Business

Business News at a Glance

Posted May 4, 2018 9:39 p.m. EDT

Unemployment Rate Hits 3.9 Percent, a Rare Low

The last time the unemployment rate fell below 4 percent was in 2000, during a period of frenetic activity remembered as the dot-com boom. Nine years into a sustained, if less feverish, economic recovery, that milestone has been achieved again. The Labor Department said Friday that the jobless rate in April fell to 3.9 percent, raising anew the question of how tight the labor market can get. "We’ve continued to add jobs routinely every month for so long, and the unemployment rate we have reached is amazing,” said Catherine Barrera, chief economist of the online job site ZipRecruiter.

Facebook’s AI Growth Squeezes Universities

At a conference in Silicon Valley this week, Mark Zuckerberg, Facebook’s chief executive, vowed that his company would “keep building” despite a swirl of questions around the way it has dealt with personal data. That is certainly true in the area of artificial intelligence. Facebook is opening new AI labs after hiring three AI and robotics professors. “It is worrisome that they are eating the seed corn,” said Dan Weld, a computer science professor at the University of Washington. “If we lose all our faculty, it will be hard to keep preparing the next generation of researchers.”

Wells Fargo Agrees to $480 Million Settlement Over Sham Accounts

Wells Fargo’s tab for its sham accounts scandal shot up again Friday when the bank agreed to pay $480 million to settle a class-action claim from shareholders who said they were harmed by the bank’s false statements about its misdeeds. The deal, which still needs approval from a federal court in San Francisco, would compensate investors who bought Wells Fargo stock from February 2014 to September 2016. The bank said it denied the shareholders’ accusations but chose to settle the case to avoid the cost and distraction of fighting the claims.

Google Will Ask Buyers of U.S. Election Ads to Prove Identities

Google will begin requiring those who buy ads related to federal elections in the United States through its sprawling advertising network to prove that they are citizens or lawful residents of the country. In a blog post published Friday, Google said it would take steps to verify if people or organizations are allowed to buy political advertising and ask them to prove that they are who they say they are. It will, for example, ask a political action committee for an IRS-issued employer identification number or ask an individual for government-issued identification and a Social Security number.

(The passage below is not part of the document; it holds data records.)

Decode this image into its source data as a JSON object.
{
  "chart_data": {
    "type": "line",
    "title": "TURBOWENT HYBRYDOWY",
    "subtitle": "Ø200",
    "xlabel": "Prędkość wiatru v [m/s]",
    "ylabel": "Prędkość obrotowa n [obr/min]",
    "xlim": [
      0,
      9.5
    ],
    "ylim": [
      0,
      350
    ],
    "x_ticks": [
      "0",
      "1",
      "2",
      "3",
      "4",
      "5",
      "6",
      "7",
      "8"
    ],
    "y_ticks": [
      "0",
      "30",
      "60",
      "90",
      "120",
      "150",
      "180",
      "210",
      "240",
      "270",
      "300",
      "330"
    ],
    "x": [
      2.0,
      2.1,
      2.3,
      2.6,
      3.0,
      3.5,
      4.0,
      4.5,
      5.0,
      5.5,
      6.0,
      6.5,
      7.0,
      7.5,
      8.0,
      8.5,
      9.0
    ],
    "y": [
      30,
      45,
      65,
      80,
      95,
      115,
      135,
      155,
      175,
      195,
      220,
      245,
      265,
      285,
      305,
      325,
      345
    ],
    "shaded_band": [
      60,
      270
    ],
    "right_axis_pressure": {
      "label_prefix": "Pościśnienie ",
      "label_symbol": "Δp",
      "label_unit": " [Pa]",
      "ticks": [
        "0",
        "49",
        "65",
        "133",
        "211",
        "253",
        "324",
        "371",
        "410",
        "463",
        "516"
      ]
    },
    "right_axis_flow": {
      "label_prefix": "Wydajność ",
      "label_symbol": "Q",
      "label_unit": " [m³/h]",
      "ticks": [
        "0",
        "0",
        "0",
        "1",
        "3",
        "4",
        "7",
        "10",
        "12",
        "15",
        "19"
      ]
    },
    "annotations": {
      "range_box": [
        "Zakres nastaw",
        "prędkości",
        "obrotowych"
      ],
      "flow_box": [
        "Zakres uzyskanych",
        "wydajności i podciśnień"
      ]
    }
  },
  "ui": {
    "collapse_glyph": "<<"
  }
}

U.S.-China Trade Talks End With Strong Demands, but Few Signs of a Deal

Senior Chinese and U.S. officials concluded two days of negotiations late Friday afternoon with no deal and no date set for further talks, as the United States stepped up its demands for Chinese concessions to avert a trade war. The U.S. negotiating team, which included Treasury Secretary Steven Mnuchin and U.S. trade representative Robert E. Lighthizer, did not release a statement. But a list of demands that the group brought into the meeting called for reducing the United States’ trade gap with China by $200 billion over the next two years and a halt on Chinese subsidies for advanced manufacturing sectors.

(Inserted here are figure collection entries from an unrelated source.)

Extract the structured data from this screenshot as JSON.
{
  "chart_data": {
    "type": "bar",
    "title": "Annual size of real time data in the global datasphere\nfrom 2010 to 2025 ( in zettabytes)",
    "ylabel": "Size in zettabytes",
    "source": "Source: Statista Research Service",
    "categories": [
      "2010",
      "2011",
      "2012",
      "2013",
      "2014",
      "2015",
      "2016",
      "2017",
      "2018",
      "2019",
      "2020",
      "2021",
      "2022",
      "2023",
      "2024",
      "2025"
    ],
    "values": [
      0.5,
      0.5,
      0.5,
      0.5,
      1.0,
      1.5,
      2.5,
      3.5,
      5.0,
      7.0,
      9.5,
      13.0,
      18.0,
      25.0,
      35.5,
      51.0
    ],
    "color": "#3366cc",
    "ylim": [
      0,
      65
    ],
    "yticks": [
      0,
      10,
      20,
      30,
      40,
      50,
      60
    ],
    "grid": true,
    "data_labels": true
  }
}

Murdoch and DeVos Lost Money in Theranos

Even some of the world’s richest people may get duped, according to newly unsealed documents in a lawsuit filed on behalf of investors in the failing blood-testing company Theranos. High-profile investors who collectively lost hundreds of millions of dollars included Walmart’s Walton family, media mogul Rupert Murdoch, and Education Secretary Betsy DeVos and her relatives. The list of investors, which was first reported by The Wall Street Journal, came to light as part of a class-action lawsuit brought in 2016 by Robert Colman, a retired Silicon Valley investment banker, who claims that Theranos misled investors.

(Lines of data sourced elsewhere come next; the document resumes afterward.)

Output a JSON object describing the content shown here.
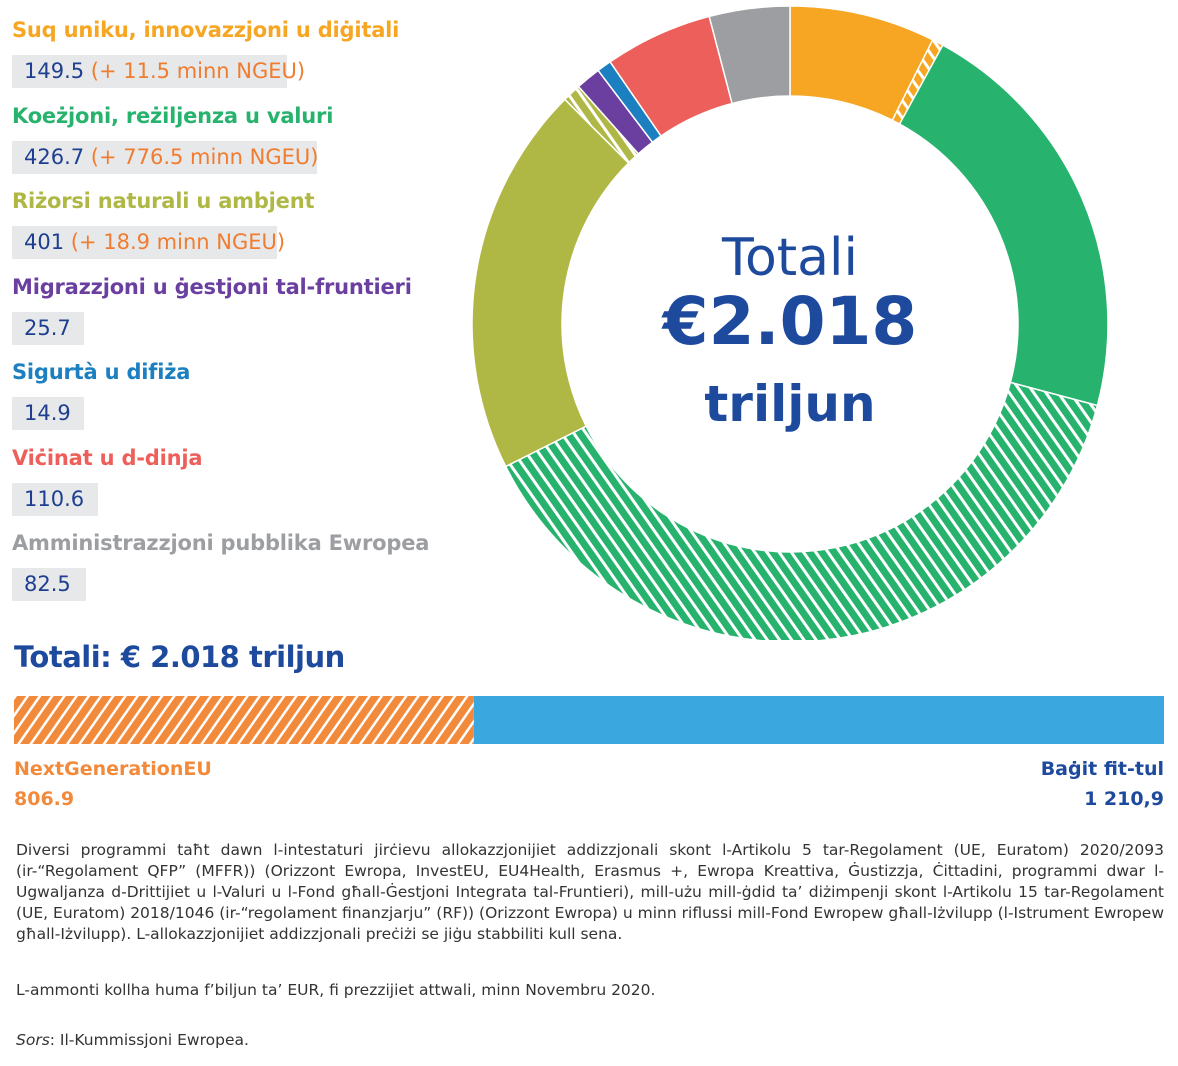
{
  "legend": [
    {
      "label": "Suq uniku, innovazzjoni u diġitali",
      "value": "149.5",
      "extra": " (+ 11.5 minn NGEU)",
      "color": "#f6a623"
    },
    {
      "label": "Koeżjoni, reżiljenza u valuri",
      "value": "426.7",
      "extra": " (+ 776.5 minn NGEU)",
      "color": "#27b36e"
    },
    {
      "label": "Riżorsi naturali u ambjent",
      "value": "401",
      "extra": " (+ 18.9 minn NGEU)",
      "color": "#afb844"
    },
    {
      "label": "Migrazzjoni u ġestjoni tal-fruntieri",
      "value": "25.7",
      "extra": "",
      "color": "#6b3fa0"
    },
    {
      "label": "Sigurtà u difiża",
      "value": "14.9",
      "extra": "",
      "color": "#1b7fc0"
    },
    {
      "label": "Viċinat u d-dinja",
      "value": "110.6",
      "extra": "",
      "color": "#ec5f5a"
    },
    {
      "label": "Amministrazzjoni pubblika Ewropea",
      "value": "82.5",
      "extra": "",
      "color": "#9c9ea1"
    }
  ],
  "center": {
    "line1": "Totali",
    "line2": "€2.018",
    "line3": "triljun"
  },
  "total_line": "Totali: € 2.018 triljun",
  "bar": {
    "ngeu_label": "NextGenerationEU",
    "ngeu_value": "806.9",
    "ngeu_color": "#f28a3c",
    "budget_label": "Baġit fit-tul",
    "budget_value": "1 210,9",
    "budget_color": "#3aa8df"
  },
  "notes": {
    "p1": "Diversi programmi taħt dawn l-intestaturi jirċievu allokazzjonijiet addizzjonali skont l-Artikolu 5 tar-Regolament (UE, Euratom) 2020/2093 (ir-“Regolament QFP” (MFFR)) (Orizzont Ewropa, InvestEU, EU4Health, Erasmus +, Ewropa Kreattiva, Ġustizzja, Ċittadini, programmi dwar l-Ugwaljanza d-Drittijiet u l-Valuri u l-Fond għall-Ġestjoni Integrata tal-Fruntieri), mill-użu mill-ġdid ta’ diżimpenji skont l-Artikolu 15 tar-Regolament (UE, Euratom) 2018/1046 (ir-“regolament finanzjarju” (RF)) (Orizzont Ewropa) u minn riflussi mill-Fond Ewropew għall-Iżvilupp (l-Istrument Ewropew għall-Iżvilupp). L-allokazzjonijiet addizzjonali preċiżi se jiġu stabbiliti kull sena.",
    "p2": "L-ammonti kollha huma f’biljun ta’ EUR, fi prezzijiet attwali, minn Novembru 2020.",
    "source_label": "Sors",
    "source_text": ": Il-Kummissjoni Ewropea."
  },
  "chart_data": [
    {
      "type": "pie",
      "title": "Totali €2.018 triljun",
      "series": [
        {
          "name": "Suq uniku, innovazzjoni u diġitali",
          "values": [
            149.5,
            11.5
          ]
        },
        {
          "name": "Koeżjoni, reżiljenza u valuri",
          "values": [
            426.7,
            776.5
          ]
        },
        {
          "name": "Riżorsi naturali u ambjent",
          "values": [
            401,
            18.9
          ]
        },
        {
          "name": "Migrazzjoni u ġestjoni tal-fruntieri",
          "values": [
            25.7
          ]
        },
        {
          "name": "Sigurtà u difiża",
          "values": [
            14.9
          ]
        },
        {
          "name": "Viċinat u d-dinja",
          "values": [
            110.6
          ]
        },
        {
          "name": "Amministrazzjoni pubblika Ewropea",
          "values": [
            82.5
          ]
        }
      ]
    },
    {
      "type": "bar",
      "title": "Totali: € 2.018 triljun",
      "categories": [
        "NextGenerationEU",
        "Baġit fit-tul"
      ],
      "values": [
        806.9,
        1210.9
      ]
    }
  ]
}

3 Women Sue Charlie Rose and CBS, Alleging Harassment

Three women sued Charlie Rose and CBS on Friday, alleging that they were sexually harassed by the former anchorman while working for him and that the network did nothing to stop it. On Thursday, The Washington Post published detailed accusations against Rose by numerous women, including the three who are suing, and alleged that CBS managers knew about harassment complaints before Rose was fired in November. CBS said it was not aware of any allegations about Rose’s behavior before a November article by The Post. PBS, the longtime home of the “Charlie Rose” interview show, also cut ties with Rose.